Say the Chargers (11-3) were to win the AFC West, giving them the No. 1 seed and a first-round bye.

Home games would be at the Carson soccer stadium they're renting. Seating capacity is about 25,000, not even half of every other current NFL venue.

If regular-season form holds, perhaps 10,000 to 15,000 of the fans who show up would cheer for the Chargers. Most everyone else in the crowd would be for the visiting club, and loudly so.

The West-champion Chargers winning one playoff game, the Divisional-round contest, would book the AFC Championship Game in the Carson thimble.

One doubts even the Truman Show-like capabilities of the NFL's media machine would gin up anything like the typical gravitas of the event, given the venue and perhaps split-partisanship of the crowd.

Rivers isn't an NFL historian but acknowledged the Carson flavor "would be different" by NFL playoff norms. He added: "We all know that."

May not happen, of course.

It'd take the Chiefs (11-3) losing to either the Seahawks (8-5) or the Raiders (3-10) and the Chargers beating the Ravens (7-6) and the Broncos (6-7) for Rivers to open the playoffs in Carson.

Nor is Rivers a mathematician, but winning two games is easier than winning three.

If the Chiefs hold on and capture the West, it'll take three playoff victories for Rivers to reach his first Super Bowl.

In the 16 Super Bowl tournaments in the current era of 32 NFL clubs, only three wild-card teams _ the 2005 Steelers, 2007 Giants and 2010 Packers _ won the Super Bowl.

All three wild-card champs were quarterbacked by a Rivers contemporary: Ben Roethlisberger, Eli Manning and Aaron Rodgers, each man at least 10 years younger than Rivers' current age of 37 but none of them, by appearance, as geeked up as Rivers was late Thursday.

The Chargers are not a team that any AFC club would like to see visit in January.

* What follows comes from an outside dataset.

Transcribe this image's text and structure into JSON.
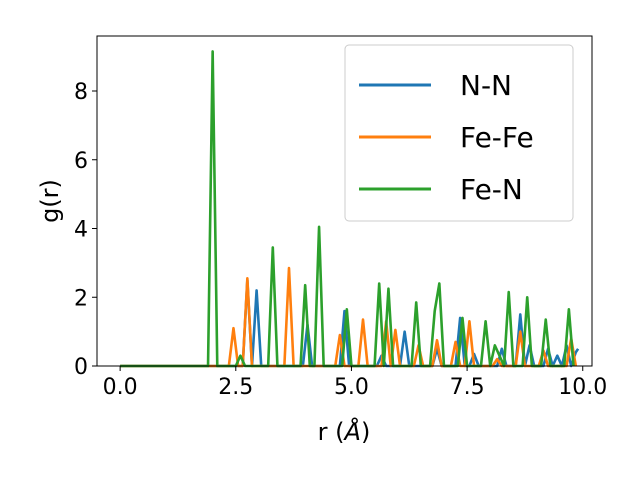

With comeback victories this month against the North-leading Steelers in Pittsburgh and the West-leading Chiefs in Kansas City, they are 6-0 away from Los Angeles this year. (Two losses were at Carson, the other to the Rams at the Coliseum).

Yet Rivers said home, such as it is, still beats the road.

"There is no doubt it is better than here," he said, comparing Carson with Kansas City, "or New England, Pittsburgh, Baltimore, Houston or anywhere else we might have to go. At least we will be able to hear a little bit."